CIA raporunda Ecevit için “Ilımlı bir Batı aleyhtarı” ifadesi kullanılıyordu. Ecevit’in sadece dışarıda değil, içeride de popülaritesi düşüyordu. Artan şiddet olayları yüzünden istifa etmek zorunda kaldı. Aynı yıl içinde Genelkurmay Başkanı Evren ABD’yi ziyaret edecek, Carter’ın Başdanışmanı Brzezinski ile görüşecekti. Amerika’nın üzerinde durduğu nokta da verdiği mesaj da gayet netti: “İstikrarlı bir Türkiye istiyoruz, ama gidişat o yönde değil”

ECEVİT’İN YERİNE DEMİREL GELİYOR

Dış cephedeki tablo özetle buydu. Ecevit’in yerini Demirel aldı. Kısırdöngü sürüyordu. 1979 Kasım’ında güvenoyu verildi Demirel’e. Generaller yapacakları darbenin niteliği ve zamanlamasını konuşmak üzere İstanbul’da buluşmuştu. Demirel’in başbakanlığında kurulan azınlık hükümetini Milliyetçi Hareket Partisi ve Milli Selamet Partisi dışarıdan destekliyordu.

“100 gün” planı açıklandı. Yeni hükümet yüz gün içinde belirlediği iki önemli sorunu; “anarşi ile enflasyonu” çözme sözü verdi. Demirel zaman kazanmaya çalışırken, komutanlar da Cumhurbaşkanı Fahri Korutürk’ü bir mektupla uyardı. Hemen o mektubun üzerine 1980’in ilk günü Çankaya’da bir görüşme yapıldı. Ordu ABD gezisi sonrası, ne kadar ciddi olduğunun mesajını veriyordu.

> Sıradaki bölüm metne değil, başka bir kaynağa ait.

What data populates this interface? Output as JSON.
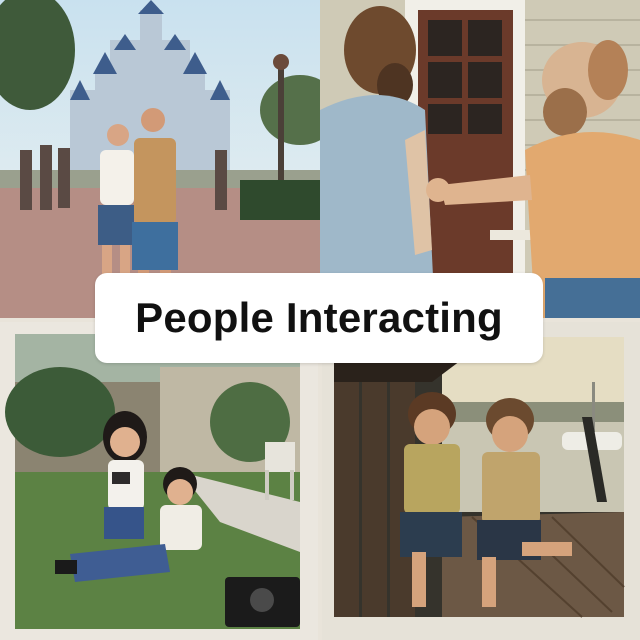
{
  "caption": {
    "text": "People Interacting"
  },
  "photos": [
    {
      "subject": "Couple posing in front of a fairytale castle"
    },
    {
      "subject": "Two bearded men talking by a house door"
    },
    {
      "subject": "Two children sitting on a backyard lawn with a camera"
    },
    {
      "subject": "Two boys sitting on a wooden dock by the water"
    }
  ],
  "colors": {
    "caption_bg": "#ffffff",
    "caption_text": "#111111"
  }
}
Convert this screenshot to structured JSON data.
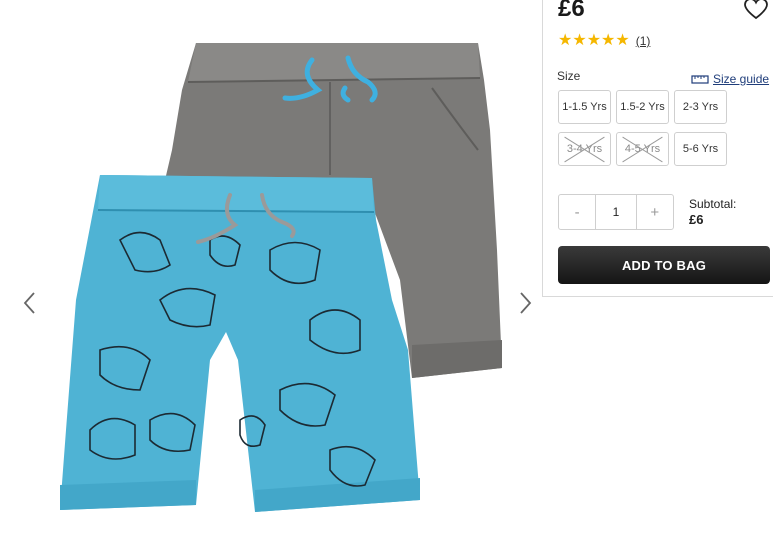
{
  "product": {
    "price": "£6",
    "rating_count": "(1)",
    "stars": 5,
    "star_color": "#f5b700"
  },
  "size": {
    "label": "Size",
    "guide_label": "Size guide",
    "options": [
      {
        "label": "1-1.5 Yrs",
        "available": true
      },
      {
        "label": "1.5-2 Yrs",
        "available": true
      },
      {
        "label": "2-3 Yrs",
        "available": true
      },
      {
        "label": "3-4 Yrs",
        "available": false
      },
      {
        "label": "4-5 Yrs",
        "available": false
      },
      {
        "label": "5-6 Yrs",
        "available": true
      }
    ]
  },
  "quantity": {
    "minus": "-",
    "value": "1",
    "plus": "+"
  },
  "subtotal": {
    "label": "Subtotal:",
    "amount": "£6"
  },
  "actions": {
    "add_to_bag": "ADD TO BAG"
  },
  "colors": {
    "grey_shorts": "#7b7a78",
    "blue_shorts": "#4fb3d4",
    "drawcord_blue": "#3fb0e0"
  }
}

CUMHURBAŞKANLIĞI SEÇİMİ KRİZİ

Kaosu tırmandıran ise Cumhurbaşkanlığı seçimi bunalımı oldu. Korutürk’ün görev süresi dolmuş, Meclis’teki en büyük iki partinin liderleri henüz cumhurbaşkanlığı için aday bile belirlememişlerdi. Adaylar son anda bulundu. Ancak seçimler sırasında hiçbiri Cumhurbaşkanı olmak için “yeter oyu” alamıyordu… Meclis onlarca defa tekrar oylama yaptı. Fakat bir türlü yeni Cumhurbaşkanı seçilemedi.

BAYRAK OPERASYONU

Genelkurmay “Bayrak Operasyonu” için bastı düğmeye. Haziran’da Evren, kuvvet komutanları ile Genelkurmay II. Başkanı Öztorun’u çağırmış ve kod adı “Bayrak Harekâtı” olan bir darbenin 11 Temmuz 1980’de gerçekleştirilmesini bildirmişti.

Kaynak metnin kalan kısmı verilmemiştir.